The company says it competes for customers who are “cross-shopping a wide range of channels and brands along a vast pricing spectrum” when making buying decisions. “The reality is that consumers have a host of choices when shopping for luxury handbags and accessories, footwear, and apparel, and they are exercising them.” Tapestry and Capri face competitive pressures from both lower- and higher-priced products, the statement continues, adding that the Commission ignores the reality of the “dynamic and expanding $200 billion global luxury industry.”

The Potential Significance of a Particular Class of Consumer

In light of the market definition, we strongly suspect that the Commission has identified a specific cohort of consumers likely to be harmed by this transaction. Thus, in spite of the seemingly endless variety of women’s accessories, the Commission may be justifiably concerned about consumers who aspire to a true luxury accessory but can’t afford it, such as a Hermes or Chanel handbag, prices for which can be as high as several hundred thousand dollars, while at the same time they will not purchase an off-label or down-market item.

The ability to allege that an antitrust violation will harm a particular group of consumers can be decisive in the proper definition of the relevant antitrust market. Competition from the perspective of the supplier can appear “broad” or “intense,” with many rivals vying for piece of a large customer base. But on the demand side, there may be discrimination between groups of those consumers such that one or more groups of those consumers may really only have limited choices.

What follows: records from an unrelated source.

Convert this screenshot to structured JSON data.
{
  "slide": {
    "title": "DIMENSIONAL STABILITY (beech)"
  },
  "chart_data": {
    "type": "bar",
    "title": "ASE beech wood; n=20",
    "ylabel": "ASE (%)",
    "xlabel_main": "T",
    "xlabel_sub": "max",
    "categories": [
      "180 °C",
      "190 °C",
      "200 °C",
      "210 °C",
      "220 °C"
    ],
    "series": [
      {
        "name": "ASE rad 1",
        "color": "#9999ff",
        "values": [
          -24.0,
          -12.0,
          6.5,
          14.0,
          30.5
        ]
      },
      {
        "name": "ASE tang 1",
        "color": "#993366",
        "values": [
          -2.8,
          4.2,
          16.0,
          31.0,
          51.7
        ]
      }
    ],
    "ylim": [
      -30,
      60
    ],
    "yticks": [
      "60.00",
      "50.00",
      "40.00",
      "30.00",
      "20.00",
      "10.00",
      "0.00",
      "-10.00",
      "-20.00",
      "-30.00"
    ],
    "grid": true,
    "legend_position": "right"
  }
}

For example, US Foods Inc. and Sysco Corp. both sell and deliver cases of canned peas, but so do many other businesses, such as grocery delivery services, online bulk sellers, and local food distributors. But large institutions, such as hotels, hospitals, and other hospitality facilities will not shop at these other outlets because they require a full-line (or, “broadline”) distributor from whom they can efficiently order a very broad range of products. After the federal court in Washington, D.C., enjoined the deal pending the Commission’s administrative complaint, the firms abandoned their transaction. See FTC v. Sysco Corp., 113 F.Supp.3d 1, (D.D.C. June 26, 2015).

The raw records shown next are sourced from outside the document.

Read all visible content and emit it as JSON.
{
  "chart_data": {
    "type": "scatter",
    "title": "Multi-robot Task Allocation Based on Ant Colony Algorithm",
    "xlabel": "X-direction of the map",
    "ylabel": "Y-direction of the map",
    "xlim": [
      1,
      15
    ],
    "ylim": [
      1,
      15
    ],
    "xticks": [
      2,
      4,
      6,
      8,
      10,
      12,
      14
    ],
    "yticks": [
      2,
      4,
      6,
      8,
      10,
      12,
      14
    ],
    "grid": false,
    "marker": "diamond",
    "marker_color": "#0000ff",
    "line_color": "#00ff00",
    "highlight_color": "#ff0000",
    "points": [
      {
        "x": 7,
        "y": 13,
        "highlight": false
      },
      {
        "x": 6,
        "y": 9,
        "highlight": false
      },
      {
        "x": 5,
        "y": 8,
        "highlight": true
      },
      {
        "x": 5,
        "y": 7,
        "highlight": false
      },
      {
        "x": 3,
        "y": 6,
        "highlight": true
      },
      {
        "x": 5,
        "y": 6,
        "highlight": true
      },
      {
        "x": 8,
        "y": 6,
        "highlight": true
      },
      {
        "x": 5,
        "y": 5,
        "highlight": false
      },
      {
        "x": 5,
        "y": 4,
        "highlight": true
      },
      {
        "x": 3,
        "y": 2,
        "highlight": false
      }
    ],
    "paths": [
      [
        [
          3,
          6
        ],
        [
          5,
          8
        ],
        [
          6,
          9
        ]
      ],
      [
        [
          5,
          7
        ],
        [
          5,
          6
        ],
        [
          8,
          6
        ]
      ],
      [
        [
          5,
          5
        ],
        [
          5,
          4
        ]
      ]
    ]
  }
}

As the Sysco court explained it, application of the Supreme Court’s Brown Shoe decision (370 U.S. 294 (1962)) often requires an analysis of “distinct customers, distinct prices, the existence of special classes of customers who desire particular products and services, ‘industry or public recognition’ of a separate market, and how the defendants’ own materials portray the ‘business reality’ of the market.” 113 F.Supp.3d at 23.

Thus, if the FTC can identify a substantial number of consumers in a “sweet spot” between consumers of true luxury brands and consumers of down-market accessories, for whose dollars the merging parties directly compete, the Tapestry-Capri deal may not be as “pro-consumer” as the parties claim and the Commission may have a good case for blocking it in court.